Microsoft Surface Neo: Release date, price, features, and more details
It’s easy to forget that at its October 2019 hardware launch, Microsoft announced two dual-screen foldable. However, while the Surface Duo (and now Duo 2) have gotten a lot of press, we haven’t heard anything official about the larger Surface Neo. The gadget was supposed to run on Windows 10X, a Windows 10 variant intended specifically for dual-screen smartphones. However, with the cancellation of the product and the subsequent release of Windows 11, its future has been cast into doubt. Is it still possible that the Surface Neo will be released? It’d have to run on a different operating system, but that’s not impossible.
Surface Neo release date
At this point, it is implausible, but not impossible. The Neo, like the first-generation Surface Duo, was supposed to be released during the ‘Christmas’ season of 2020. As soon as the pandemic hit, that schedule appeared to be in jeopardy, but it wasn’t until July 2020 that Neo’s listing on the Microsoft website was changed to remove the expected release date. It has now been entirely deleted.
Then, until May 2021, when Microsoft confirmed that Windows 10X will not be released, we didn’t hear anything official about the Surface Neo. The corporation stated in an official blog post that the best features of its original design would be incorporated into Windows.

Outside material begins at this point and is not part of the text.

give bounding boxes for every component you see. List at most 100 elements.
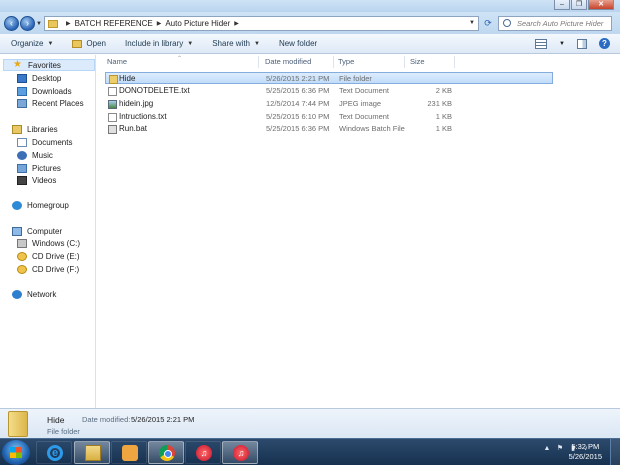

That turned out to be a completely new version called Windows 11, with many of its core features influenced by Windows 10X. But what does this signal for the Surface Neo’s future? The most likely option is that it just runs Windows 11, especially because Microsoft’s latest operating system prioritizes touch input.
It’s also possible that it’ll run Windows 11 SE, which is a stripped-down version of Windows 11. It is, however, tailored to the education industry rather than being consumer-oriented like Windows 10X. Could the Surface Neo, on the other hand, run Android? That’s what a sighting in the movie “Red Notice” suggests, but that doesn’t change the fact that filming started in January 2020. This is most likely an early product placement prototype.
Windows Central, on the other hand, just published an article discussing whether Android would function on the Surface Neo. However, it looks that this is a speculative piece that is not founded on any facts. Microsoft has “no plans to produce Surface Neo,” according to a different YouTube video from the site. Expect nothing between now and the end of 2023, according to the video, though “that could change.”
As a result, the most likely scenario is that the Neo will be scrapped entirely. That’s what a mystery YouTube video called Hikari Calyx posted in April 2021 appears to imply.
Surface Neo price
Price was not mentioned during the unveiling, and nothing has been heard since. However, given that foldable devices are still in their infancy, don’t expect them to be inexpensive. We’d be shocked if the Neo ends up being less expensive than the first-gen Duo’s £1,349/US$1,399 launch pricing. However, there’s a potential that foldable technology will be far more affordable by the time it’s actually released.
Features of the Surface Neo
The Surface Neo contains two 9-inch LCD panels that can be combined to create a 13.1-inch dual-screen arrangement. Although the device will be 5.6mm thick and weigh 655g, the resolution of these panels is unknown. A front-facing camera is located to the right of the screen (or above it, depending on how you’re using the device), but we don’t know how many megapixels it has or whether it can capture full HD video. There’s also an infrared (IR) sensor for Windows Hello face unlock, but no fingerprint reader.
There’s also a magnetic keyboard that can be used in a variety of ways, including on top of one screen so that part of it may be used as a touchpad, or completely removed and used independently on the desk. You get the ‘wonder bar,’ which is similar to the touchscreen above the keyboard on a MacBook Pro if you position the keyboard at the bottom.
It runs Windows 10X, a new version of Windows designed for dual-screen computers (but coming to single screens first). It’s not just a huge screen that can be split in half – the goal is to boost productivity by having two screens that can run different apps. You can also slide apps across windows or maximize them to occupy both screens with a single app.
It is also designed to be extremely thin in order to fit into such a small device. There will also be an LTE modem, but given the timing of its initial release, it is likely to be 4G rather than 5G. Nothing else about the internals is known, however, Windows Central predicts 8/16GB of RAM and 128GB/256GB of storage. The latter will most likely use the same UFS 3.0 format as the Surface Duo.